Ann Thorac Surg 2001;71:S171-S175
© 2001 The Society of Thoracic Surgeons


Session 4: pulsatile implantable devices

A versatile intracorporeal ventricular assist device based on the Thoratec VAD system

Steven H. Reichenbach, PhDa,b, David J. Farrar, PhDa, J. Donald Hill, MDb

a Thoratec Laboratories Corporation, Pleasanton, California, USA
b Department of Cardiac Surgery, California Pacific Medical Center, San Francisco, California, USA

Address reprint requests to Dr Hill, Department of Cardiac Surgery, California Pacific Medical Center, 2100 Webster, Suite 512, San Francisco, CA 94115
e-mail: jdhill{at}brown.cpmc.org

Presented at the Fifth International Conference on Circulatory Support Devices for Severe Cardiac Failure, New York, NY, Sept 15–17, 2000.

Abstract

Background. As patients are supported for longer durations with paracorporeal Thoratec left ventricular and biventricular assist devices (longest durations: 515 and 457 days, respectively), there is a need for implantable options.

Methods. We are developing a small, simple, and versatile intracorporeal ventricular assist device (IVAD) for left, right, or biventricular support as an alternative to the large, implantable, pulsatile left ventricular assist device (LVAD) systems available today. The new device is based on the Thoratec paracorporeal VAD that has been used in more than 1,400 patients weighing from 17 to 144 kg and for durations exceeding 1 year including patient discharge (using the portable driver).

Results. The IVAD has the same blood flow path and Thoralon polyurethane blood pumping sac as the paracorporeal VAD, but the housing is a smooth contoured, polished titanium alloy. The IVAD has a new sensor to detect when the pump is full and empty, and is controlled with the Thoratec TLC-II portable VAD driver, which is a small, briefcase-sized, battery-powered, pneumatic control unit. A small flexible (9 mm OD) percutaneous pneumatic driveline for each VAD is tunneled out of the body from the LVAD or right VAD in a pre- or intraperitoneal position. Small size and simplicity are the major advantages of the new device. The IVAD weight (339 g) and implanted volume (252 mL) are approximately one-half that of the current implantable pulsatile electromechanical LVAD systems.
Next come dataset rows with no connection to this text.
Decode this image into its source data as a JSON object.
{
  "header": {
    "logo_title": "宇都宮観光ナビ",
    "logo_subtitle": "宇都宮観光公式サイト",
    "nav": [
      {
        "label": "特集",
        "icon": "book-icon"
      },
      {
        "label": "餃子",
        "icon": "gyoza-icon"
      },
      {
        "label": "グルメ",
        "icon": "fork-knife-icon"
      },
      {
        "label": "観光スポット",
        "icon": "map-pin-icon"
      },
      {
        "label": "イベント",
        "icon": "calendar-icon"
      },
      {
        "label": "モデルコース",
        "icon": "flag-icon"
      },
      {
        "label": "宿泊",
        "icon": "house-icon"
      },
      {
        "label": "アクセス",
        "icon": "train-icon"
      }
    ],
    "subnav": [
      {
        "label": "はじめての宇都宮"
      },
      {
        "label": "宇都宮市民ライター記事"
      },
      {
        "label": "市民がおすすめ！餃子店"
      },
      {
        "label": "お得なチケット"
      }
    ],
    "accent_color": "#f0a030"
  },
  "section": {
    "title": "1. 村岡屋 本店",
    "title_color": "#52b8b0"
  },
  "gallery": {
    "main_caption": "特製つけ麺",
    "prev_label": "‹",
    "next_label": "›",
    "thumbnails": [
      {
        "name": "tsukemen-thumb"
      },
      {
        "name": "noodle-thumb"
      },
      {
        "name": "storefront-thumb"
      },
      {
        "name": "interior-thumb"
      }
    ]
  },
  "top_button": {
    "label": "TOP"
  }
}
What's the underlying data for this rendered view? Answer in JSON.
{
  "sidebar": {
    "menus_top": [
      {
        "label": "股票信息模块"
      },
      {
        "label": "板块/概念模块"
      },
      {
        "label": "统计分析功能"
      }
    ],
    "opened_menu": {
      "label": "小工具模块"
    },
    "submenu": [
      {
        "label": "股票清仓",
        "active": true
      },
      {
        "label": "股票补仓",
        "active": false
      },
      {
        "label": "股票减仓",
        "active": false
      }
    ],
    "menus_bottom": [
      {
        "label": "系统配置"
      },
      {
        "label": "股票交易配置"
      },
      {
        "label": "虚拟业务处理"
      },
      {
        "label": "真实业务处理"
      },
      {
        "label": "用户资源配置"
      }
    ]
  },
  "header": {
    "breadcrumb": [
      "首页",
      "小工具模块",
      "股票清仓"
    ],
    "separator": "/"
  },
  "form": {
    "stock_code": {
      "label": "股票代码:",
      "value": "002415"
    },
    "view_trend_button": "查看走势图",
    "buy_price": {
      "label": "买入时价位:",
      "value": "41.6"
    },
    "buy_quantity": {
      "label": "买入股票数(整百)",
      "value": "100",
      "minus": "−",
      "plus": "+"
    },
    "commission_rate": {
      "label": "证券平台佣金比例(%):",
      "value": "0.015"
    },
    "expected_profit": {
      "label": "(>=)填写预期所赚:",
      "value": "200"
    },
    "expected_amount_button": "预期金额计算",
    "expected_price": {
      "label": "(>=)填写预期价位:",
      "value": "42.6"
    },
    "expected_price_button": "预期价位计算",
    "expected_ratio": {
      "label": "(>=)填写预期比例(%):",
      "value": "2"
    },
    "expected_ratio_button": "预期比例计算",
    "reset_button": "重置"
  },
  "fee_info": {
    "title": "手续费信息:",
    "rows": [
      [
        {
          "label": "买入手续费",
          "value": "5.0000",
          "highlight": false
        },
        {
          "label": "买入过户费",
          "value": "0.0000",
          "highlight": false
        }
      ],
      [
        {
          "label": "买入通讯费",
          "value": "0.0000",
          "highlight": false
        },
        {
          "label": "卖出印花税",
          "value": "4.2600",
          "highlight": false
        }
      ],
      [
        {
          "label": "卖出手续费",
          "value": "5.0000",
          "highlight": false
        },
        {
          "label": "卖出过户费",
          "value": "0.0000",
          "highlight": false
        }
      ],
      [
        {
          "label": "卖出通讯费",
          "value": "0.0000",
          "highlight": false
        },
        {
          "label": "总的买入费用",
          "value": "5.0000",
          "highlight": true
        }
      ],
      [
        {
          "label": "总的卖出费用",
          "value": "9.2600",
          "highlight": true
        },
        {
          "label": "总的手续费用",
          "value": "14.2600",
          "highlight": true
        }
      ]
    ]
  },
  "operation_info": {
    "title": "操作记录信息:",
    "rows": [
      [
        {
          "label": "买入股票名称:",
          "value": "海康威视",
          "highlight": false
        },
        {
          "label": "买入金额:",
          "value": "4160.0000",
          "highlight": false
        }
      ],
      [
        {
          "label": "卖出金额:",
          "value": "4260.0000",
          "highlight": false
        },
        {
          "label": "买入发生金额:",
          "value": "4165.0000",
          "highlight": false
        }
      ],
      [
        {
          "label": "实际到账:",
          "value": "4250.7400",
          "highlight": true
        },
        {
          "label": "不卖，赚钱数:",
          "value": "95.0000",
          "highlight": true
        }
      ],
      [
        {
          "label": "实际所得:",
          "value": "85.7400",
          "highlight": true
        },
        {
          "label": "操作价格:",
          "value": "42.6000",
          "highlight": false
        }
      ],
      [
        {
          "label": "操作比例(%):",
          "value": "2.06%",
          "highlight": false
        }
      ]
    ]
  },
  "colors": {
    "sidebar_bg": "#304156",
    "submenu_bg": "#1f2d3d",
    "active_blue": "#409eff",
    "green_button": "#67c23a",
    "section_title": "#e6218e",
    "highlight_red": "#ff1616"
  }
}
Conclusions. The small size of the IVAD should not only allow support of a large range of patient sizes and body habitus, but also provide options for implantable left, right, or biventricular support. By implanting only the mechanically simple blood pump, the more complex control unit is external, where it can be serviced and replaced without surgery. The IVAD with the portable driver will be a viable alternative to large implanted electromechanical systems and should address a larger segment of the physically diverse patient population.